¿Ya no hay límites?
¿No es mucho, che?
Para que se entienda: enojados con esta foto no están los kirchneristas (por eso Perfil no la publica) sino los socios de Cobos (por eso Perfil no la publica).
Esto es, cómo decirlo, traición compulsiva.
A ver, al sello de Cobos, lo acaban de echar judicialmente (por pedido de sus socios) del acuerdo Cívico y social, a pesar de mantenerles los candidatos testimoniales (intendentes que estuvieron aliados a Cobos hasta hace 5 minutos) en las listas.
Supongo que como venganza, como pulsión inapresable, Cobos hace esto. Y desmuestra que tiene menos talento político que un rinoceronte.
Porque esto ya es mucho.
No sólo queda pegado a un multimillonario implicado desde hace años en sospechas de delitos graves, no sólo. Sino que, les manda por los diarios una bofetada a sus socios radicales.
Y por si fuera poco, en el afán de conquistar un volúmen de relevancia nacional que le resulta esquivo (solamente porque sus deseos no son la realidad) y de no quedar encapsulado solamente en el territorio mendocino (donde no las tiene tan fácil) y para, a la vez, potenciar ese territorio mendocino, se manda esta.
Quizás en los manuales del Marketing político la jugada sea de una lógica correcta.
El problema es el devenir.
En varias direcciones.
Por un lado, el efecto Aníbal Ibarra (no se puede cagar a todo el mundo, porque un día te quedás solo y sin ningún aliado; como sufrió y sufre en carne propia Ibarra).
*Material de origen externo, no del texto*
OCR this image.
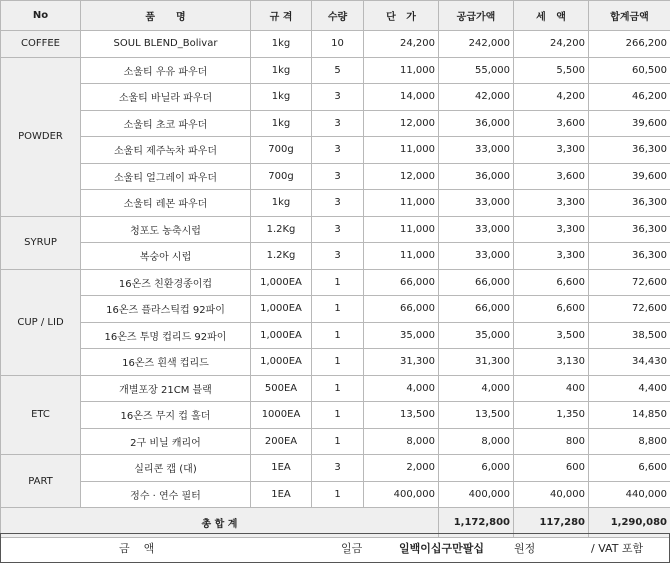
No	품      명	규 격	수량	단   가	공급가액	세   액	합계금액
COFFEE	SOUL BLEND_Bolivar	1kg	10	24,200	242,000	24,200	266,200
POWDER	소울티 우유 파우더	1kg	5	11,000	55,000	5,500	60,500
	소울티 바닐라 파우더	1kg	3	14,000	42,000	4,200	46,200
	소울티 초코 파우더	1kg	3	12,000	36,000	3,600	39,600
	소울티 제주녹차 파우더	700g	3	11,000	33,000	3,300	36,300
	소울티 얼그레이 파우더	700g	3	12,000	36,000	3,600	39,600
	소울티 레몬 파우더	1kg	3	11,000	33,000	3,300	36,300
SYRUP	청포도 농축시럽	1.2Kg	3	11,000	33,000	3,300	36,300
	복숭아 시럽	1.2Kg	3	11,000	33,000	3,300	36,300
CUP / LID	16온즈 친환경종이컵	1,000EA	1	66,000	66,000	6,600	72,600
	16온즈 플라스틱컵 92파이	1,000EA	1	66,000	66,000	6,600	72,600
	16온즈 투명 컵리드 92파이	1,000EA	1	35,000	35,000	3,500	38,500
	16온즈 흰색 컵리드	1,000EA	1	31,300	31,300	3,130	34,430
ETC	개별포장 21CM 블랙	500EA	1	4,000	4,000	400	4,400
	16온즈 무지 컵 홀더	1000EA	1	13,500	13,500	1,350	14,850
	2구 비닐 캐리어	200EA	1	8,000	8,000	800	8,800
PART	실리콘 캡 (대)	1EA	3	2,000	6,000	600	6,600
	정수 · 연수 필터	1EA	1	400,000	400,000	40,000	440,000
총 합 계					1,172,800	117,280	1,290,080
금    액	일금	일백이십구만팔십	원정	/ VAT 포함
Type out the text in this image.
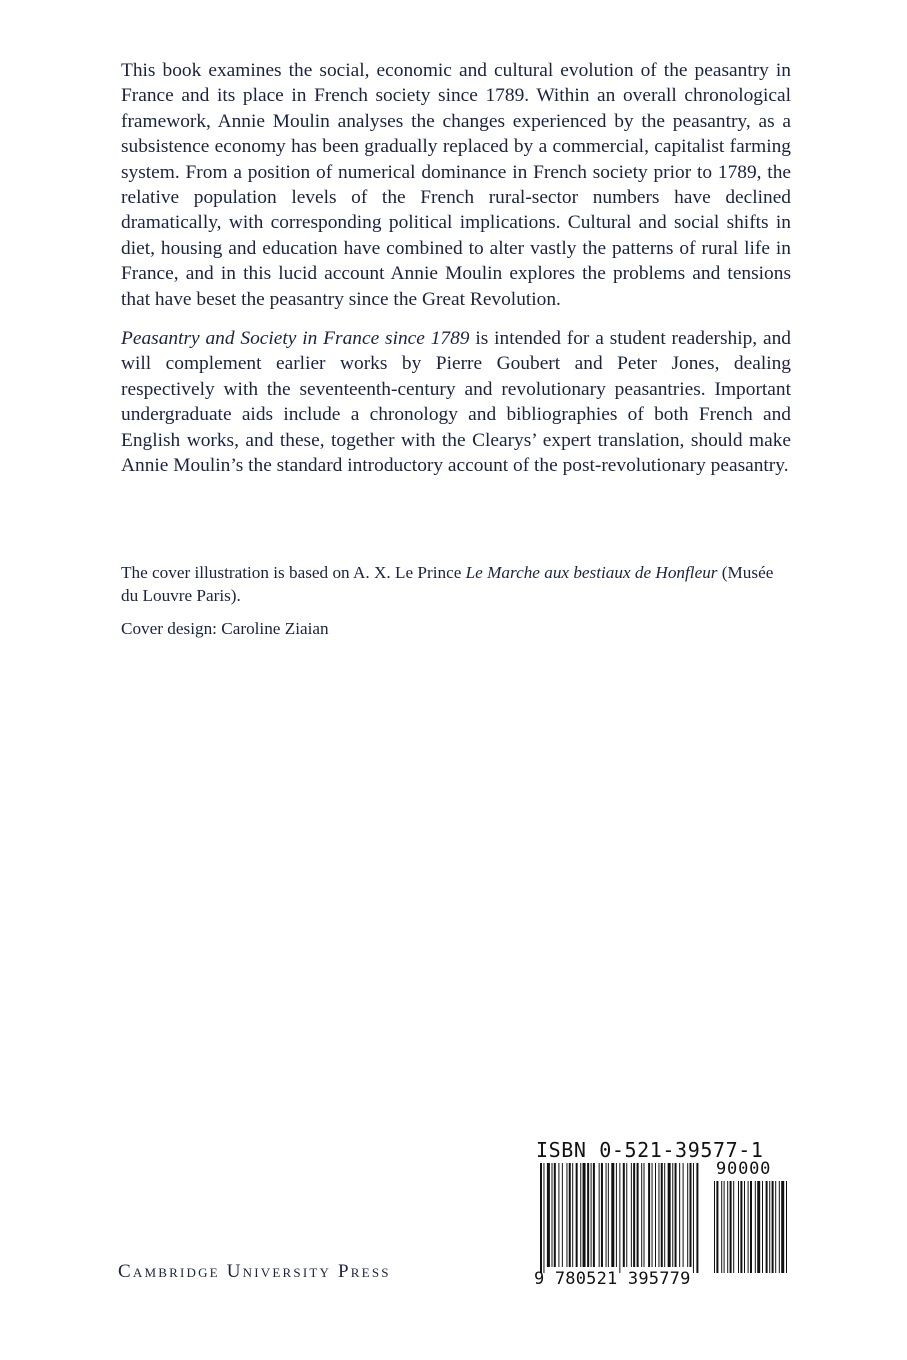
This book examines the social, economic and cultural evolution of the peasantry in France and its place in French society since 1789. Within an overall chronological framework, Annie Moulin analyses the changes experienced by the peasantry, as a subsistence economy has been gradually replaced by a commercial, capitalist farming system. From a position of numerical dominance in French society prior to 1789, the relative population levels of the French rural-sector numbers have declined dramatically, with corresponding political implications. Cultural and social shifts in diet, housing and education have combined to alter vastly the patterns of rural life in France, and in this lucid account Annie Moulin explores the problems and tensions that have beset the peasantry since the Great Revolution.

Peasantry and Society in France since 1789 is intended for a student readership, and will complement earlier works by Pierre Goubert and Peter Jones, dealing respectively with the seventeenth-century and revolutionary peasantries. Important undergraduate aids include a chronology and bibliographies of both French and English works, and these, together with the Clearys’ expert translation, should make Annie Moulin’s the standard introductory account of the post-revolutionary peasantry.

The cover illustration is based on A. X. Le Prince Le Marche aux bestiaux de Honfleur (Musée du Louvre Paris).

Cover design: Caroline Ziaian

Cambridge University Press
ISBN 0-521-39577-1
90000
9 780521 395779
Por el otro, el efecto Telerman (un exceso de protagonismo a través de una imagen hueca, logra una saturación donde al menor traspié, quedás en el olvido).
Por otro lado, el efecto Claudio Lozano (cuando no tenés responsabilidades, ni orgánicas, ni militantes, podés decir cualquier gansada, como estar junto a la Mesa de Enlace: pero cuando los factores de poder juegan en serio, te sueltan la mano).
Por otro lado, el efecto Carrió (el deber ser siempre debe tener alguna consistencia con lo que realmente es, porque sino, como sucede con el discurso moralista al que siempre apela la derecha impotente, perdés atributos esenciales para canalizar votos: el atributo de gobernabilidad, sin ir más lejos).
Tres errores, en uno; en esta foto que se suma, a la breve y mezquina trayectoria de Cobos.
Cuando la foto quede, mañana o pasado sin más, en el olvido, y los efectos positivos inmediatos queden, por su propio carácter volátil, en el olvido, los efectos negativos, en cambio, quedarán como sedimentos horadando una imagen construida al calor del oportunismo y de la mano de la oligarquía que, ah, también recibe el mensaje. Claro, contundente, preciso: en este tipo, nadie puede confiar.